Bugün 19 Mayıs, kutlu olsun. Tarihlerin 1919'u gösterdiği bugün; Mustafa Kemal, Samsun'a ayak basmış. Hani pusulası bile olmayan, köhne Bandırma Vapuru vardı ya, onunla.
Okullarda okutulan tarih kitaplarında, Mustafa Kemal'in neden Samsun'a ayak bastığından çok, şu köhne vapurun döküntü hallerini okuyan gençlik, bu bayramda neyi kutladığını kafasında netleştiremiyor.
Atatürk'ü Anma, Gençlik ve Spor Bayramı'nda, stadlara doldurulan çocuklar; aylardır üzerinde çalıştıkları, birbirinden zor jimnastik hareketlerini, uyumu bozmadan yapabilmekle o kadar meşguller ki, işin spor tarafı, anma tarafını unutturuyor.
Mücadele meşalesi... 19 Mayıs 1919, Milli Kurtuluş Mücadelesi'nin başladığı gündür. Samsun'dan; Amasya, Erzurum, Sivas Kongreleri'ne uzanan, özgürlük meşalesinin tutuşturulmasını kutluyoruz.
Atatürk; Samsun'a hareket etmeden önce, Padişah Vahdettin'e bir veda ziyareti yapıyor. Yakın tarih meraklılarının, anlamı üzerinde tartışıp durdukları görüşmeyi, Mustafa Kemal'in ağzından, dikkatlice okuyup, bugünün kaygılarından uzak, anlamaya çalışmak gerekir.

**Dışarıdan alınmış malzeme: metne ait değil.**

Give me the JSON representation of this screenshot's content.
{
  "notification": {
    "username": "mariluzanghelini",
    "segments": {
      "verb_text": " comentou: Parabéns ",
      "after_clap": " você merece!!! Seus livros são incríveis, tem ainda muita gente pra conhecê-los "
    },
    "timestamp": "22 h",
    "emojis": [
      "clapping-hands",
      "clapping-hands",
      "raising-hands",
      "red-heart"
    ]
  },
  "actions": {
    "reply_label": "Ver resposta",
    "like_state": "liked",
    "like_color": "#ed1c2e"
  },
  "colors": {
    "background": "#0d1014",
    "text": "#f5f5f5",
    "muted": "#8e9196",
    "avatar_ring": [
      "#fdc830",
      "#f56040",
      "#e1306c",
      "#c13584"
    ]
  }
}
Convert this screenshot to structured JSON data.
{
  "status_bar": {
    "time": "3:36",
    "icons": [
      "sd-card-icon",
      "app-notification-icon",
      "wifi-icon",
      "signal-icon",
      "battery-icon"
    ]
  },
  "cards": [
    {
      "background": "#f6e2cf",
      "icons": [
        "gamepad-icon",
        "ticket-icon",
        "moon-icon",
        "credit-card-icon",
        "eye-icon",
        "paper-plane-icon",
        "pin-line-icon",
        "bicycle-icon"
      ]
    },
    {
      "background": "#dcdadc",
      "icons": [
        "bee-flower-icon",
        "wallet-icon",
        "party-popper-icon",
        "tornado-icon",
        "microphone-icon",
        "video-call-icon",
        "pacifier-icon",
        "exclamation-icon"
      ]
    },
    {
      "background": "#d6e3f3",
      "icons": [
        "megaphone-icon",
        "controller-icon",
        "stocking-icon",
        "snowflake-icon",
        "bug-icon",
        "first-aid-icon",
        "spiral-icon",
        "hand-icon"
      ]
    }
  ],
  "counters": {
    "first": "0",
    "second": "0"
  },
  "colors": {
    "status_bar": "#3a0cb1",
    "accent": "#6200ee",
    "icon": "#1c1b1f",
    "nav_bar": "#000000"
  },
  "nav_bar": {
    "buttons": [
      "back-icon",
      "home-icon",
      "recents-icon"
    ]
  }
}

"Yıldız Sarayı'nın ufak bir salonunda Vahdettin'le adeta diz dize denecek kadar yakın oturduk. Sağında, dirseğini dayamış olduğu bir masa ve üstünde bir kitap var. Salonun Boğaziçi'ne doğru açılan penceresinden gördüğümüz manzara şu: Birbirine paralel hatlar üzerinde düşman zırhlıları! Bordalarındaki toplar sanki Yıldız Sarayı'na doğrulmuş! Manzarayı görmek için oturduğumuz yerden başlarımızı sağa sola çevirmek kâfi idi. Vahdettin hiç unutmayacağım şu sözlerle konuşmaya başladı:
- Paşa, Paşa! Şimdiye kadar devlete çok hizmet ettin. Bunların hepsi artık bu kitaba girmiştir (elini demin bahsettiğim kitabın üstüne bastı ve ilave etti), tarihe geçmiştir. (O zaman bunun bir tarih kitabı olduğunu anladım. Dikkatle ve sessizce dinliyordum) Bunları unutun, dedi; asıl şimdi yapacağımız hepsinden mühim olabilir. Paşa, Paşa devleti kurtarabilirsin!"
Şartlar ne olursa olsun!
Buradan hareketle, 'ülkeyi kurtarmak için Mustafa Kemal'i, Vahdettin mi görevlendirdi?' tartışmasına girecek değilim.
19 Mayıs 2008'in tartışması asla bu olmamalıdır. Anlamaya çalışmamız gereken, ne kırık dökük Bandırma Vapuru'yla nasıl olup da kazasız belasız Samsun'a çıkılabildiğidir, ne de bu işin kimin tarafından organize edildiğidir!
Anlamamız gereken; bu ülkenin, şartlar ne olursa olsun, bağımsızlığına sahip çıkmaya hazır, evlatları bulunduğu gerçeğidir.
Bu bayramın, gençliğe emanet edilmesinin esprisi de, bu noktada aranmalıdır. Alınması gereken mesaj; 'Yeniden ihtiyaç duyulursa, gençler sorumluluklarını yerine getirmeye hazırdır!' olmalıdır.
O zaman; 19 Mayıs ruhu gençlere, daha çok özgürlük ve demokrasi için, fikri mücadeleye, gerçekten katılma emri, vermiyor mu sizce de?